TiKV Error

Note:
This topic has been translated from a Chinese forum by GPT and might contain errors.

Original topic: tikv 报错

| username: 巨化斑鸠

TIKV.LOG keeps reporting errors.

The node at XXX.XXX.XXX.XXX was taken offline 2 years ago (the process is unclear).
The status of this node cannot be found using tiup cluster display.

How can I resolve this and remove these errors?

Logs:
[2023/03/31 15:31:24.410 +08:00] [INFO] [] [“Failed to connect to channel, retrying”]
[2023/03/31 15:31:24.505 +08:00] [WARN] [raft_client.rs:199] [“send to XXX.XXX.XXX.XXX:20174 fail, the gRPC connection could be broken”]
[2023/03/31 15:31:24.505 +08:00] [INFO] [transport.rs:144] [“resolve store address ok”] [addr=10.2.13.81:20172] [store_id=442332]
[2023/03/31 15:31:24.505 +08:00] [ERROR] [transport.rs:163] [“send raft msg err”] [err=“Other("[src/server/raft_client.rs:208]: RaftClient send fail")”]
[2023/03/31 15:31:24.505 +08:00] [INFO] [raft_client.rs:48] [“server: new connection with tikv endpoint”] [addr=10.2.13.81:20172]
[2023/03/31 15:31:24.506 +08:00] [INFO] [] [“Connect failed: {"created":"@1680247884.506287486","description":"Failed to connect to remote host: Connection refused","errno":111,"file":"/rust/registry/src/github.com-1ecc6299db9ec823/grpcio-sys-0.5.3/grpc/src/core/lib/iomgr/tcp_client_posix.cc","file_line":200,"os_error":"Connection refused","syscall":"connect","target_address":"ipv4:XXX.XXX.XXX.XXX:20172"}”]
[2023/03/31 15:31:24.506 +08:00] [INFO] [] [“Subchannel 0x7f1b93967080: Retry in 999 milliseconds”]
[2023/03/31 15:31:24.506 +08:00] [WARN] [raft_client.rs:296] [“RPC batch_raft fail”] [err=“Some(RpcFailure(RpcStatus { status: 14-UNAVAILABLE, details: Some("failed to connect to all addresses") }))”] [sink_err=“Some(RpcFinished(Some(RpcStatus { status: 14-UNAVAILABLE, details: Some("failed to connect to all addresses") })))”] [to_addr=XXX.XXX.XXX.XXX:20172]

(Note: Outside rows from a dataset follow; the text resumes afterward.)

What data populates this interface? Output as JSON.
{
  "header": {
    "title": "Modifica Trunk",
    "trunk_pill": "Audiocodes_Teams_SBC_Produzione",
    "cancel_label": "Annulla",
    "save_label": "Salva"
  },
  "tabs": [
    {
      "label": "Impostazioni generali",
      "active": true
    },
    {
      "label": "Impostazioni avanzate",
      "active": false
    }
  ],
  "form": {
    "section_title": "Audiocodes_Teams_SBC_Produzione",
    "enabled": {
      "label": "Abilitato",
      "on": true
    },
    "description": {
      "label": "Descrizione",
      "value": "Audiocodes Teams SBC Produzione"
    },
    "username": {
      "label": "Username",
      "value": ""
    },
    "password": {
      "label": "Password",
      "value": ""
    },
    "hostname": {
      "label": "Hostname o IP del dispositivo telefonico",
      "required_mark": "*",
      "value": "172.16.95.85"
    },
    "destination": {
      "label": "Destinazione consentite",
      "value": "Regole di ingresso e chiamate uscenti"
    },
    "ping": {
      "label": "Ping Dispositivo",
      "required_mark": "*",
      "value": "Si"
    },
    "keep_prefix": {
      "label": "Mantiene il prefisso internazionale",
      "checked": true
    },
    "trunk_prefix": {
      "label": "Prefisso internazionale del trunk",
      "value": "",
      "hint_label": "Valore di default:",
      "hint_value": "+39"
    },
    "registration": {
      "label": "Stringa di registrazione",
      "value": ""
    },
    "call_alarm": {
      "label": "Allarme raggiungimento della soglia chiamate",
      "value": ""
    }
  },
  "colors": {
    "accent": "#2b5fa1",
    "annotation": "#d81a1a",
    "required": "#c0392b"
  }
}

| username: xfworld | Original post link

Refer to this:


If the above is sufficient, then you don’t need the one below.

And this one:

| username: 考试没答案 | Original post link

unsafe command. Enter the pd console.

| username: 巨化斑鸠 | Original post link

Execute tiup cluster display to check the status of the offline node and wait for its status to become Tombstone.
There is no node information for XXX.XXX.XXX.XXX:

However, the background log is still reporting continuously.

| username: 巨化斑鸠 | Original post link

How do I operate it?

| username: xfworld | Original post link

If it’s a production environment, it’s recommended to back up first.

| username: 巨化斑鸠 | Original post link

There is no second set of production environments, is the risk high?

Just checked the audit

On 2021-3-19, scale-in was executed on XXX.XXX.XXX.XXX: node information
Also, edit-config does not have the XXX.XXX.XXX.XXX: node information

| username: xfworld | Original post link

It’s already 2023… :rofl:

| username: 巨化斑鸠 | Original post link

What’s the secret in 2023?

| username: Min_Chen | Original post link

Hello,

You can first use pd-ctl to check if there is this store in PD. Refer to the method store [delete | cancel-delete | label | weight | remove-tombstone | limit ] <store_id> [--jq="<query string>"].

If there is a residual store, you can delete it.